Lalu seorang perempuan berteriak dari atas perahu, ”Itu batu pecahan patung Ziggurat Buto, ia yang bawa. Ia suami saya.” Segera Nuh memerintahkan kepada siapa saja, membuang batu pecahan berhala bila ada yang membawa. Ternyata selain kedua lelaki itu tak ada yang melakukannya. Dan setelah mereka membuang batu-batunya, termasuk yang dipakainya sebagai mata cincin, batu akik, di jari tangannya, kedua lelaki itu berhasil menaiki bahtera. Kelegaan nampak di wajah-wajahnya, beban serasa hilang. Air semakin tinggi, bahtera telah diangkat air kaki-kakinya dan mulai bisa mengapung, bisa berlayar.
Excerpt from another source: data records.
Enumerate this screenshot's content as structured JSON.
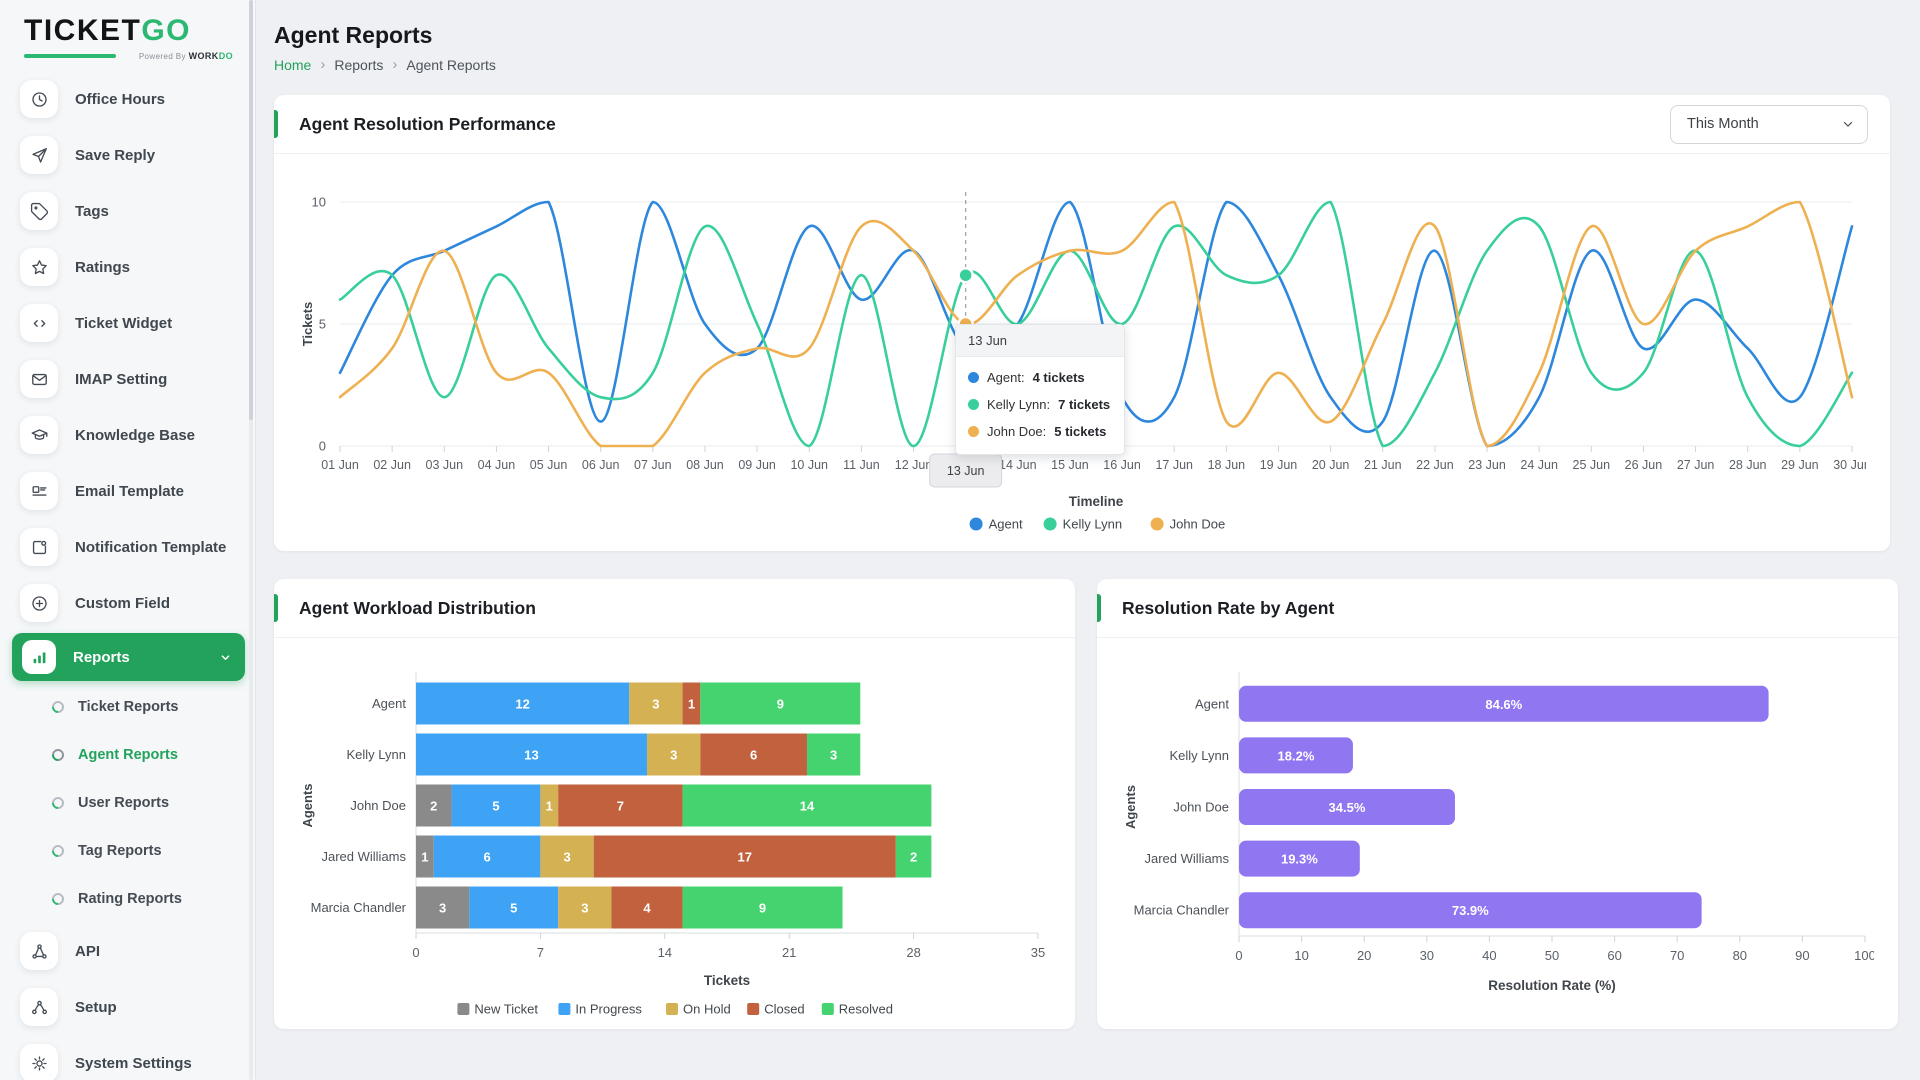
{
  "brand": {
    "primary": "TICKET",
    "accent": "GO",
    "tagline_prefix": "Powered By ",
    "tagline_brand": "WORK",
    "tagline_accent": "DO"
  },
  "sidebar": {
    "items": [
      {
        "label": "Office Hours",
        "icon": "clock-icon"
      },
      {
        "label": "Save Reply",
        "icon": "send-icon"
      },
      {
        "label": "Tags",
        "icon": "tag-icon"
      },
      {
        "label": "Ratings",
        "icon": "star-icon"
      },
      {
        "label": "Ticket Widget",
        "icon": "code-icon"
      },
      {
        "label": "IMAP Setting",
        "icon": "mail-icon"
      },
      {
        "label": "Knowledge Base",
        "icon": "graduation-cap-icon"
      },
      {
        "label": "Email Template",
        "icon": "template-icon"
      },
      {
        "label": "Notification Template",
        "icon": "external-box-icon"
      },
      {
        "label": "Custom Field",
        "icon": "plus-circle-icon"
      },
      {
        "label": "Reports",
        "icon": "bar-chart-icon",
        "active": true,
        "expandable": true
      },
      {
        "label": "Ticket Reports",
        "sub": true
      },
      {
        "label": "Agent Reports",
        "sub": true,
        "active": true
      },
      {
        "label": "User Reports",
        "sub": true
      },
      {
        "label": "Tag Reports",
        "sub": true
      },
      {
        "label": "Rating Reports",
        "sub": true
      },
      {
        "label": "API",
        "icon": "api-icon"
      },
      {
        "label": "Setup",
        "icon": "setup-icon"
      },
      {
        "label": "System Settings",
        "icon": "gear-icon"
      }
    ]
  },
  "header": {
    "title": "Agent Reports",
    "breadcrumb": [
      "Home",
      "Reports",
      "Agent Reports"
    ]
  },
  "cards": {
    "performance": {
      "title": "Agent Resolution Performance",
      "filter_value": "This Month"
    },
    "workload": {
      "title": "Agent Workload Distribution"
    },
    "resolution": {
      "title": "Resolution Rate by Agent"
    }
  },
  "tooltip": {
    "date": "13 Jun",
    "rows": [
      {
        "label": "Agent:",
        "value": "4 tickets",
        "color": "#2d87dc"
      },
      {
        "label": "Kelly Lynn:",
        "value": "7 tickets",
        "color": "#38cf9b"
      },
      {
        "label": "John Doe:",
        "value": "5 tickets",
        "color": "#eeb050"
      }
    ]
  },
  "chart_data": [
    {
      "type": "line",
      "title": "Agent Resolution Performance",
      "x": [
        "01 Jun",
        "02 Jun",
        "03 Jun",
        "04 Jun",
        "05 Jun",
        "06 Jun",
        "07 Jun",
        "08 Jun",
        "09 Jun",
        "10 Jun",
        "11 Jun",
        "12 Jun",
        "13 Jun",
        "14 Jun",
        "15 Jun",
        "16 Jun",
        "17 Jun",
        "18 Jun",
        "19 Jun",
        "20 Jun",
        "21 Jun",
        "22 Jun",
        "23 Jun",
        "24 Jun",
        "25 Jun",
        "26 Jun",
        "27 Jun",
        "28 Jun",
        "29 Jun",
        "30 Jun"
      ],
      "series": [
        {
          "name": "Agent",
          "color": "#2d87dc",
          "values": [
            3,
            7,
            8,
            9,
            10,
            1,
            10,
            5,
            4,
            9,
            6,
            8,
            4,
            5,
            10,
            2,
            2,
            10,
            7,
            2,
            1,
            8,
            0,
            2,
            8,
            4,
            6,
            4,
            2,
            9
          ]
        },
        {
          "name": "Kelly Lynn",
          "color": "#38cf9b",
          "values": [
            6,
            7,
            2,
            7,
            4,
            2,
            3,
            9,
            5,
            0,
            7,
            0,
            7,
            5,
            8,
            5,
            9,
            7,
            7,
            10,
            0,
            3,
            8,
            9,
            3,
            3,
            8,
            2,
            0,
            3
          ]
        },
        {
          "name": "John Doe",
          "color": "#eeb050",
          "values": [
            2,
            4,
            8,
            3,
            3,
            0,
            0,
            3,
            4,
            4,
            9,
            8,
            5,
            7,
            8,
            8,
            10,
            1,
            3,
            1,
            5,
            9,
            0,
            3,
            9,
            5,
            8,
            9,
            10,
            2
          ]
        }
      ],
      "xlabel": "Timeline",
      "ylabel": "Tickets",
      "ylim": [
        0,
        10
      ],
      "yticks": [
        0,
        5,
        10
      ],
      "grid": true,
      "legend_position": "bottom",
      "highlight": {
        "x": "13 Jun",
        "index": 12
      }
    },
    {
      "type": "bar",
      "stacked": true,
      "orientation": "horizontal",
      "title": "Agent Workload Distribution",
      "categories": [
        "Agent",
        "Kelly Lynn",
        "John Doe",
        "Jared Williams",
        "Marcia Chandler"
      ],
      "series": [
        {
          "name": "New Ticket",
          "color": "#8a8a8a",
          "values": [
            0,
            0,
            2,
            1,
            3
          ]
        },
        {
          "name": "In Progress",
          "color": "#3fa3f5",
          "values": [
            12,
            13,
            5,
            6,
            5
          ]
        },
        {
          "name": "On Hold",
          "color": "#d4b254",
          "values": [
            3,
            3,
            1,
            3,
            3
          ]
        },
        {
          "name": "Closed",
          "color": "#c2613d",
          "values": [
            1,
            6,
            7,
            17,
            4
          ]
        },
        {
          "name": "Resolved",
          "color": "#45d370",
          "values": [
            9,
            3,
            14,
            2,
            9
          ]
        }
      ],
      "xlabel": "Tickets",
      "ylabel": "Agents",
      "xlim": [
        0,
        35
      ],
      "xticks": [
        0,
        7,
        14,
        21,
        28,
        35
      ],
      "legend_position": "bottom"
    },
    {
      "type": "bar",
      "orientation": "horizontal",
      "title": "Resolution Rate by Agent",
      "categories": [
        "Agent",
        "Kelly Lynn",
        "John Doe",
        "Jared Williams",
        "Marcia Chandler"
      ],
      "values": [
        84.6,
        18.2,
        34.5,
        19.3,
        73.9
      ],
      "labels": [
        "84.6%",
        "18.2%",
        "34.5%",
        "19.3%",
        "73.9%"
      ],
      "color": "#9076f0",
      "xlabel": "Resolution Rate (%)",
      "ylabel": "Agents",
      "xlim": [
        0,
        100
      ],
      "xticks": [
        0,
        10,
        20,
        30,
        40,
        50,
        60,
        70,
        80,
        90,
        100
      ]
    }
  ]
}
Badai kencang sekali, bersuit-suit membekukan hati. Warga Ur berlarian mendaki bukit dan kaki gunung, berusaha menyelamatkan diri. Yang jatuh ke air melolong minta tolong, tak ada yang bisa mendekat meraihnya, kecuali gulungan ombak yang segera menelannya. Kan’an putera Nuh, menolak datang ke perahu ketika ayahnya memanggilnya. Dengan sombong ia berteriak, ia pasti selamat naik ke puncak bukit tertinggi. Nuh kecewa, hanya bisa mengusap air matanya. Dan air terus meninggi. Merpati putih Nuh yang selalu setia menemani tuannya hinggap di pucuk tiang utama bahtera. Ia perkasa kerna ia tanpa dosa.